Disadvantages are that it doesn't take into account the exact value of each item. Not useful for relatively small sets of data where several values occur equally frequently.
Measures of Dispersion
A measure of dispersion is another way of summarising data. This measure tells us how 'spread out' the scores are.
The most simplest way to express the spread of a set of scores is to use the range. This tells us over how many numbers a set of scores is spread and is calculated simply by taking the smallest number away from the largest. The problem with this is that extreme values affect the result.
10, 11, 11, 12, 12, 13, 13, 13, 14. 10, 11, 11 ,12, 12, 13, 13, 13, 20.
One single figure changes the range from 4 to 10. To overcome this problem, the interquartile range can be calculated. This is calculated using the 25% of scores immediately below the median and the 25% of scores immediately above it.

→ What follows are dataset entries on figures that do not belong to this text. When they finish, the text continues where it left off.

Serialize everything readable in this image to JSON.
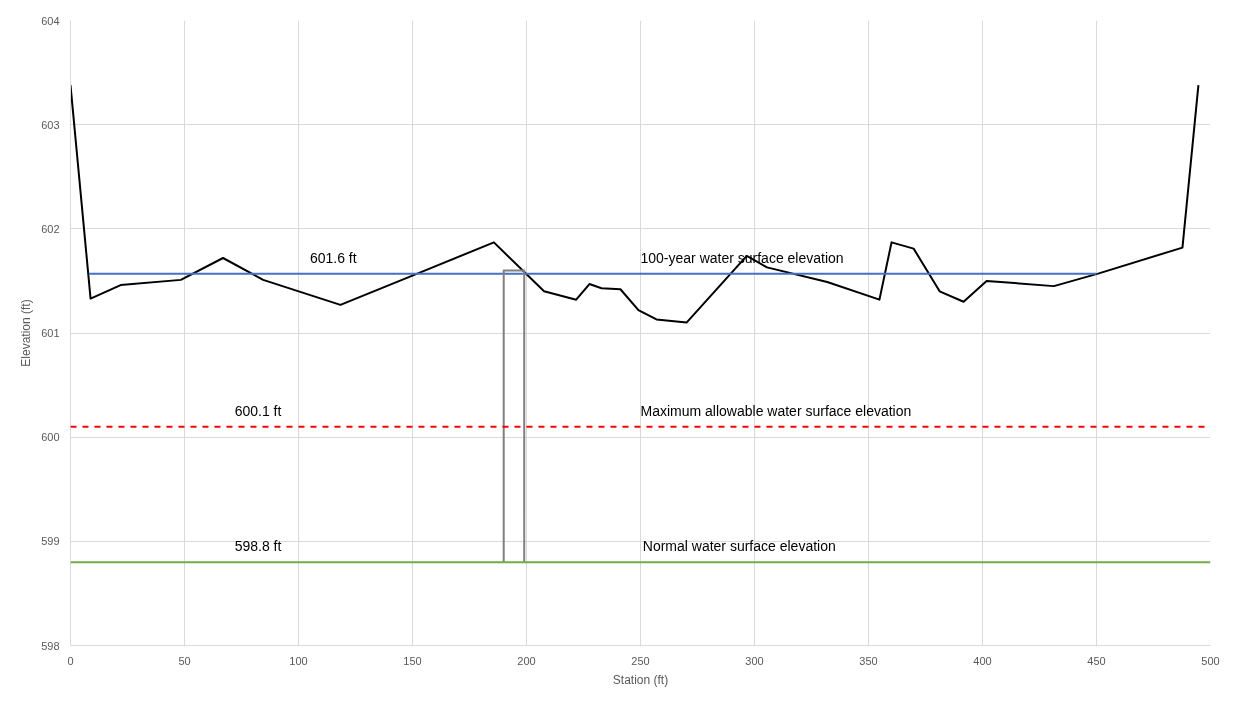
{
  "chart_data": {
    "type": "line",
    "xlabel": "Station (ft)",
    "ylabel": "Elevation (ft)",
    "xlim": [
      0,
      500
    ],
    "ylim": [
      598,
      604
    ],
    "xticks": [
      0,
      50,
      100,
      150,
      200,
      250,
      300,
      350,
      400,
      450,
      500
    ],
    "yticks": [
      598,
      599,
      600,
      601,
      602,
      603,
      604
    ],
    "grid": true,
    "marker": "none",
    "series": [
      {
        "color": "#000000",
        "line_style": "solid",
        "x": [
          0,
          8.8,
          22,
          48.4,
          66.9,
          84.5,
          118.4,
          153.2,
          185.7,
          207.7,
          221.8,
          227.6,
          232.9,
          241.2,
          249.1,
          257,
          270.2,
          296.6,
          305.5,
          331.9,
          354.8,
          360.1,
          369.8,
          381.2,
          391.7,
          401.8,
          431.3,
          450.7,
          487.7,
          494.7
        ],
        "values": [
          603.38,
          601.33,
          601.46,
          601.51,
          601.72,
          601.51,
          601.27,
          601.58,
          601.87,
          601.4,
          601.32,
          601.47,
          601.43,
          601.42,
          601.22,
          601.13,
          601.1,
          601.74,
          601.63,
          601.49,
          601.32,
          601.87,
          601.81,
          601.4,
          601.3,
          601.5,
          601.45,
          601.57,
          601.82,
          603.38
        ]
      },
      {
        "color": "#4472c4",
        "line_style": "solid",
        "x": [
          8,
          450
        ],
        "values": [
          601.57,
          601.57
        ]
      },
      {
        "color": "#808080",
        "line_style": "solid",
        "x": [
          190,
          190,
          199,
          199
        ],
        "values": [
          598.8,
          601.6,
          601.6,
          598.8
        ]
      }
    ],
    "ref_lines": [
      {
        "axis": "y",
        "value": 600.1,
        "color": "#ff0000",
        "line_style": "dashed"
      },
      {
        "axis": "y",
        "value": 598.8,
        "color": "#70ad47",
        "line_style": "solid"
      }
    ],
    "annotations": [
      {
        "text": "601.6 ft",
        "x": 105,
        "y": 601.57
      },
      {
        "text": "100-year water surface elevation",
        "x": 250,
        "y": 601.57
      },
      {
        "text": "600.1 ft",
        "x": 72,
        "y": 600.1
      },
      {
        "text": "Maximum allowable water surface elevation",
        "x": 250,
        "y": 600.1
      },
      {
        "text": "598.8 ft",
        "x": 72,
        "y": 598.8
      },
      {
        "text": "Normal water surface elevation",
        "x": 251,
        "y": 598.8
      }
    ]
  }
}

The interquartile range therefore, measures only the spread of the middle 50% of values when they're places in numerical order.

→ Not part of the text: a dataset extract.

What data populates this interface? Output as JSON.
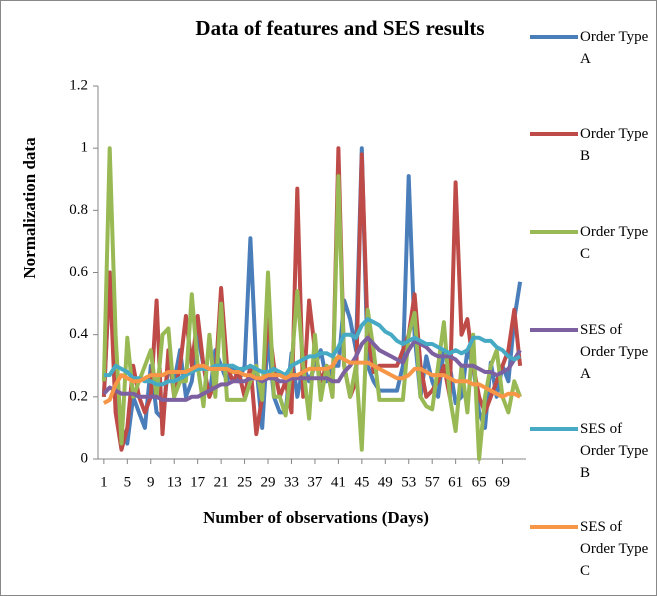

The standard deviation is a more sophisticated measure of dispersion since is calculates the average distance of all the scores form the mean. It's only used when a precise level of measurement, such as interval level has been used to gather the data.
Graphs are when you report the results fro a piece of research, you'll want to present them in a way which shows the overall pattern of your data. These are called descriptive statistics. Graphs show the reader at a glance any patterns we have found in the data. We will look at the three most common graphs used in psychological research, namely, the bar chart, histogram and scattergram.

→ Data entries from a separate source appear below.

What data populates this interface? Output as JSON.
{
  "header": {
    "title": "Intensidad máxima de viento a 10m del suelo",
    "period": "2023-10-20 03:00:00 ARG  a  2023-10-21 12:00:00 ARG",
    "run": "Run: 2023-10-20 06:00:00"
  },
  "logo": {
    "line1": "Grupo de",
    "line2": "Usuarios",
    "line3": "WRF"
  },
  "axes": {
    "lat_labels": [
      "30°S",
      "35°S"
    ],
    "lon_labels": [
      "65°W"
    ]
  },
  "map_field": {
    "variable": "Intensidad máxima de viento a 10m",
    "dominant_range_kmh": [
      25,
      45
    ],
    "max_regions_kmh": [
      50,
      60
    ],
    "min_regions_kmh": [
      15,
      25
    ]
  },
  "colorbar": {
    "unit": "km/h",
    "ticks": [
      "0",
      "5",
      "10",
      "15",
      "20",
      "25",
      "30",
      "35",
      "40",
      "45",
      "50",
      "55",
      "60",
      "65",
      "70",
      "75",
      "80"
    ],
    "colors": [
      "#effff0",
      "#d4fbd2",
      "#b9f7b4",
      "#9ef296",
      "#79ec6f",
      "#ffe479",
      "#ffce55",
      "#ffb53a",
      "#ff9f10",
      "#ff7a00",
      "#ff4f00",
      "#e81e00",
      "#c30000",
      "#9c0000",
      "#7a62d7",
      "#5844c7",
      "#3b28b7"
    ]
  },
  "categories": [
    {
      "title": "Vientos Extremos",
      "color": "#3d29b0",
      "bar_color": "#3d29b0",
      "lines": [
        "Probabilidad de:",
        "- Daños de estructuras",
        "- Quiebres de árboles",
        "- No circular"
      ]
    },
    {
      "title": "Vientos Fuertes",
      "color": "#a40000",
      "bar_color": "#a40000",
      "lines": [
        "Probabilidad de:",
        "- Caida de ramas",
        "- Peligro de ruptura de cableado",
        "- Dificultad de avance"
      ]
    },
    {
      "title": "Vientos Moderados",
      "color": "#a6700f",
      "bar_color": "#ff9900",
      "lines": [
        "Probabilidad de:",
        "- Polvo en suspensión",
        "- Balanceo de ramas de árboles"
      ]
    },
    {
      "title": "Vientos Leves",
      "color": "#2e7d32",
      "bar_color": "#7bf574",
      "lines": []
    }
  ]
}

The Bar Chart features the horizontal axis which doesn't always have a discrete scale but may have nominal labels for each column, the columns should be separated and of equal width. The columns can represent single statistics such as the mean or a percentage.
Combines Bar Charts are used to display two values together.
The Histogram is raw data, difficult to interpret and takes up too much space. They can collated into a table known as a frequency distribution. As each class interval is scored, the frequency of the class before it, is added to give a cumulative frequency.
All categories are represented.
Columns are equal width because they represent equal class intervals.
Empty intervals are plotted, columns can be added together to find the total frequency they represent.
The more the points cluster around a straight line, the stronger the correlation.
A line running from upper left to lower right shows a negative correlation.
A line running from lower left to upper right shows a positive correlation.
This involves analysis of non-numerical data generated from observational research and from open questions in interviews and questionnaires. When analysing these types of data, researchers must look for the underlying meaning in what people say or do. They can do this using pure qualitative analysis or by using rating scales or other coding mechanisms to arrange the data into categories and therefore, make them quantitative.
This is very time consuming but does avoid the problem of a particular narrative or behaviour not fitting into a pre determined category. The process of pure qualitative analysis involves transcribing the data in the exact form it was said, reading through repeatedly in order to identify emergent themes.
This technique can be used to analyse transcript of interviews, TV programmes, newspapers, magazines and websites. The researcher creates a coding system of predetermined categories at the start of the study which is then used to categorise the underlying themes in the material in a consistent manner.
The researcher then counts how many times a theme of code word appears. This process translates qualitative data into quantitative frequency data which can be analysed in the normal way.